Cosmoserve Space Raises $3.17 Million in Pre-Seed Round
Spacetech startup Cosmoserve Space has raised $3.17 million in a pre-seed funding round led by angel investor Alan Rutledge, with additional participation from AUM Ventures and Shakti VC. The investment will support Cosmoserve Space’s growth and technological development in the space technology sector.
Recove Raises INR 5.3 Crore in Pre-Seed Round
Health tech startup Recove has raised INR 5.3 crore in a pre-seed funding round led by Momentum Capital. The funds will be used to support Recove’s growth and development in the health tech sector.
Zappfresh Raises INR 16.8 Crore from Anchor Investors Ahead of IPO
Zappfresh, a leading fresh meat and seafood delivery platform, has raised INR 16.8 crore from anchor investors ahead of its initial public offering (IPO). The funds will be used to support Zappfresh’s expansion and growth initiatives.
Key Business News for 25 September 2025
Ather Energy Grants INR 70 Crore Worth of ESOPs to Employees and Senior Leadership
Ather Energy, the Bengaluru-based electric scooter manufacturer, has approved the issuance of 12.74 lakh stock options under its ESOP 2025 plan. Of these, 9.79 lakh options are allocated to eligible employees, while 2.95 lakh are designated for key managerial personnel and senior leadership. At the current share price of INR 555, the total value of these options is approximately INR 70.6 crore. This move aims to retain and motivate talent as the company continues its expansion.
PhysicsWallah to Invest INR 460.55 Crore in Offline and Hybrid Centres
Edtech unicorn PhysicsWallah plans to allocate INR 460.55 crore from its upcoming IPO proceeds to establish new offline and hybrid learning centres across India.
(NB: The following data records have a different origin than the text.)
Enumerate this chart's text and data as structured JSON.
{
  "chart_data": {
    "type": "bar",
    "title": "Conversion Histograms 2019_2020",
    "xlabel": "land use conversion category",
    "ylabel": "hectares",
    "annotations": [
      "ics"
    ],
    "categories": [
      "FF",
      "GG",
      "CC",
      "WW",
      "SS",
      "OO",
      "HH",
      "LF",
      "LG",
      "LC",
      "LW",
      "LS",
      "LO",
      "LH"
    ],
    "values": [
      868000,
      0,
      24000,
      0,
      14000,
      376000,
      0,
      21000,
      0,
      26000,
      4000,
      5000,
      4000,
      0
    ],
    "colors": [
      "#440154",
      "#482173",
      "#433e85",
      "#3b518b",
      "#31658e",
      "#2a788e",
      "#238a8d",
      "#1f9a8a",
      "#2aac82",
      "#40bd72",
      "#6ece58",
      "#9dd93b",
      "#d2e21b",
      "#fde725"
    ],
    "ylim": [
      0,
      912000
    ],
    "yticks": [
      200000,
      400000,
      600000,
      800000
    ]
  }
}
The investment will be distributed among three formats: INR 234.37 crore for Vidyapeeth centres focusing on JEE, NEET, and foundation courses; INR 49.89 crore for Pathshala centres offering live-streamed online classes with on-site faculty support; and INR 176.29 crore for Other Centres catering to defence, chartered accountancy, government exams, and vocational skills. This expansion underscores the company’s strategy to strengthen its presence in both digital and physical education sectors.
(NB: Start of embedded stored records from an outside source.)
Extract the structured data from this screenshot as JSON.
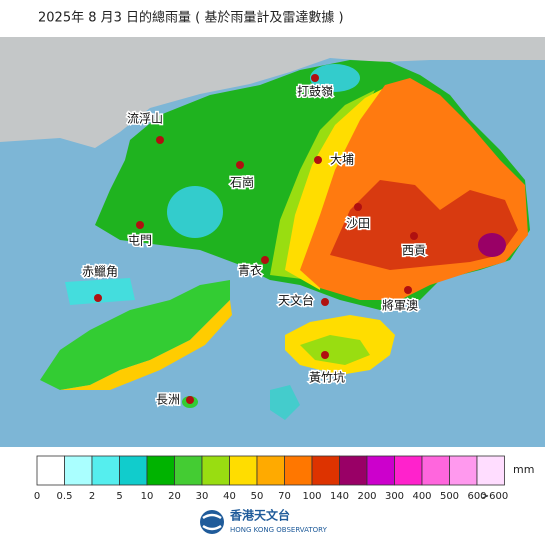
{
  "title": "2025年 8 月3 日的總雨量 ( 基於雨量計及雷達數據 )",
  "stations": [
    "打鼓嶺",
    "流浮山",
    "大埔",
    "石崗",
    "沙田",
    "西貢",
    "屯門",
    "赤鱲角",
    "青衣",
    "天文台",
    "將軍澳",
    "黃竹坑",
    "長洲"
  ],
  "legend": {
    "unit": "mm",
    "ticks": [
      0,
      0.5,
      2,
      5,
      10,
      20,
      30,
      40,
      50,
      70,
      100,
      140,
      200,
      300,
      400,
      500,
      600,
      ">600"
    ],
    "colors": [
      "#ffffff",
      "#aaffff",
      "#55eeee",
      "#11cccc",
      "#00b300",
      "#44cc33",
      "#99dd11",
      "#ffdd00",
      "#ffaa00",
      "#ff7700",
      "#dd3300",
      "#990066",
      "#cc00cc",
      "#ff22cc",
      "#ff66dd",
      "#ff99ee",
      "#ffddff"
    ]
  },
  "logo": {
    "name": "香港天文台",
    "english": "HONG KONG OBSERVATORY"
  }
}
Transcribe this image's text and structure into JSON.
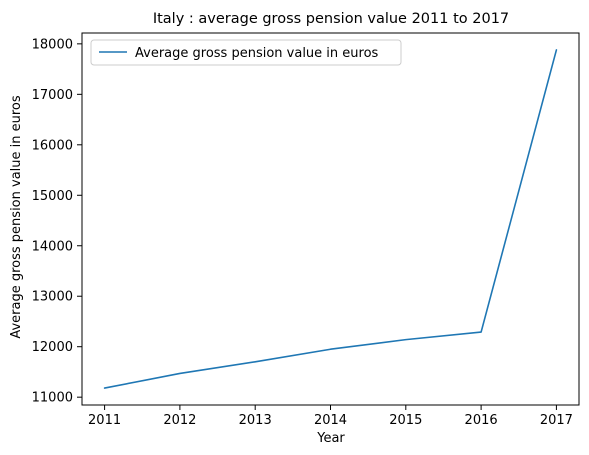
{
  "chart_data": {
    "type": "line",
    "title": "Italy : average gross pension value 2011 to 2017",
    "xlabel": "Year",
    "ylabel": "Average gross pension value in euros",
    "x": [
      2011,
      2012,
      2013,
      2014,
      2015,
      2016,
      2017
    ],
    "series": [
      {
        "name": "Average gross pension value in euros",
        "values": [
          11180,
          11470,
          11700,
          11950,
          12140,
          12290,
          17880
        ],
        "color": "#1f77b4"
      }
    ],
    "xticks": [
      "2011",
      "2012",
      "2013",
      "2014",
      "2015",
      "2016",
      "2017"
    ],
    "yticks": [
      11000,
      12000,
      13000,
      14000,
      15000,
      16000,
      17000,
      18000
    ],
    "xlim": [
      2010.7,
      2017.3
    ],
    "ylim": [
      10845,
      18215
    ],
    "grid": false,
    "legend_position": "top-left"
  }
}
Carpediem Capital Exits Flipspaces with 9× Returns
Venture capital firm Carpediem Capital has fully exited its investment in Flipspaces, an interior design and technology startup, delivering a 9× multiple on invested capital and an internal rate of return (IRR) of approximately 40%. The exit occurred through a secondary sale during Flipspaces’ $50 million Series C funding round, which valued the company at around $120 million. This successful exit adds to Carpediem Capital’s track record of profitable investments.
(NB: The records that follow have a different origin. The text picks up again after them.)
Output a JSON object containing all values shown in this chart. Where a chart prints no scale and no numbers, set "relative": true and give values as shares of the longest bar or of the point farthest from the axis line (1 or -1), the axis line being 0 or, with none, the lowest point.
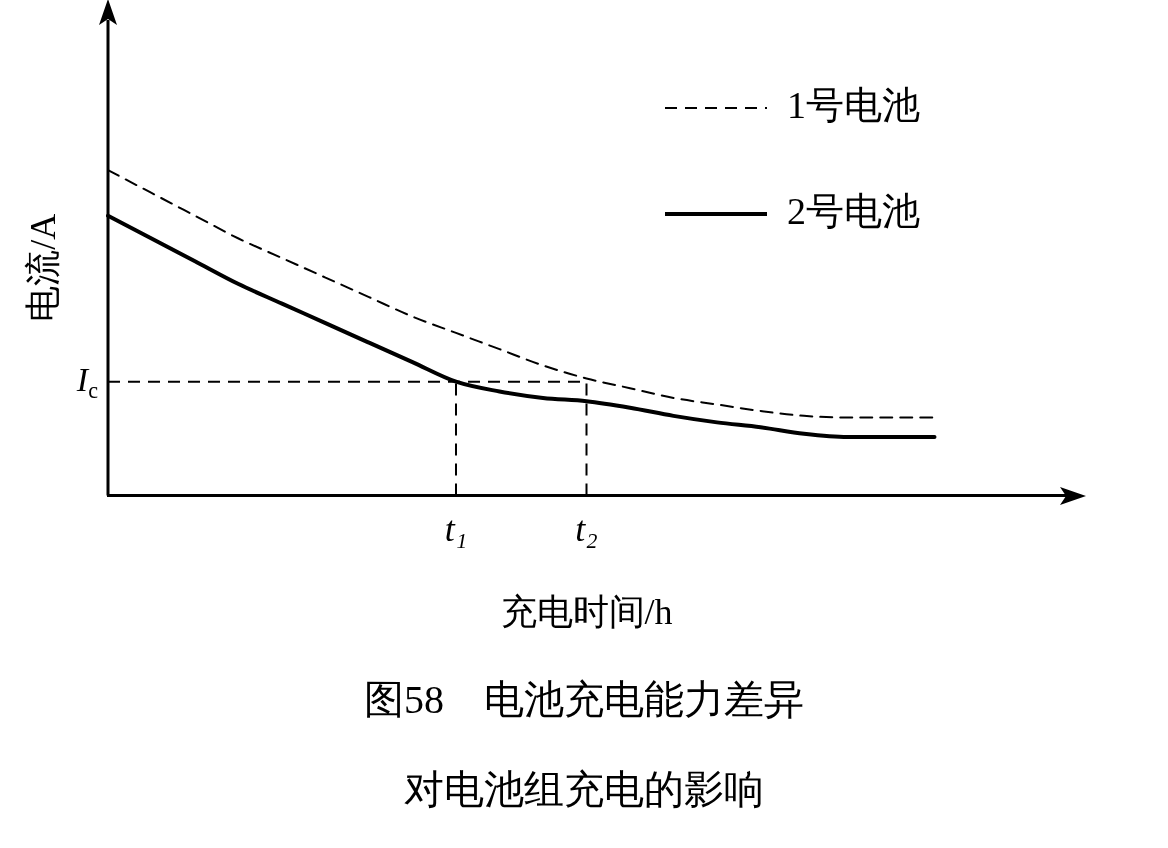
{
  "chart_data": {
    "type": "line",
    "relative": true,
    "xlabel": "充电时间/h",
    "ylabel": "电流/A",
    "title": "图58　电池充电能力差异",
    "subtitle": "对电池组充电的影响",
    "legend": "top right",
    "grid": false,
    "marker": "none",
    "categories": [
      null,
      null,
      null,
      null,
      null,
      null,
      null,
      null,
      "t₁",
      null,
      null,
      "t₂",
      null,
      null,
      null,
      null,
      null,
      null,
      null,
      null,
      null,
      null,
      null
    ],
    "series": [
      {
        "name": "1号电池",
        "color": "#000000",
        "line_style": "dashed",
        "values": [
          1,
          0.93,
          0.86,
          0.79,
          0.73,
          0.67,
          0.61,
          0.55,
          0.5,
          0.45,
          0.4,
          0.36,
          0.33,
          0.3,
          0.28,
          0.26,
          0.245,
          0.24,
          0.24,
          0.24,
          null,
          null,
          null
        ]
      },
      {
        "name": "2号电池",
        "color": "#000000",
        "line_style": "solid",
        "values": [
          0.86,
          0.79,
          0.72,
          0.65,
          0.59,
          0.53,
          0.47,
          0.41,
          0.35,
          0.32,
          0.3,
          0.29,
          0.27,
          0.245,
          0.225,
          0.21,
          0.19,
          0.18,
          0.18,
          0.18,
          null,
          null,
          null
        ]
      }
    ],
    "ref_lines": [
      {
        "axis": "y",
        "value": 0.35,
        "label": "I$_{c}$",
        "line_style": "dashed"
      },
      {
        "axis": "x",
        "value": "t₁",
        "line_style": "dashed"
      },
      {
        "axis": "x",
        "value": "t₂",
        "line_style": "dashed"
      }
    ]
  }
}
Zeropearl VC Closes ₹159 Crore Solo GP Fund for Pre-Seed Startups
Zeropearl VC, led by veteran investor Bipin Shah, has closed its maiden solo general partner (GP) fund at INR 159 crore, oversubscribed 3.5 times its original INR 80 crore target. The fund aims to invest in pre-seed startups across sectors such as AI, climate tech, and healthtech, with a focus on founders from Tier-2 and Tier-3 cities. Shah, formerly a partner at Titan Capital, brings over 14 years of experience and a record of evaluating more than 50,000 startups. The fund’s selective investment approach and founder-led backing reflect confidence in India’s startup ecosystem despite the global venture capital slowdown.
Virat Kohli-Backed WROGN Faces 32% Increase in FY25 Losses
Fashion brand co-owned by cricketer Virat Kohli, WROGN, reported a 32% increase in its losses for the financial year 2025, reaching INR 76 crore. The company attributes the rise in losses to increased marketing expenditures and expansion costs. Despite the financial challenges, WROGN continues to focus on brand growth and market presence.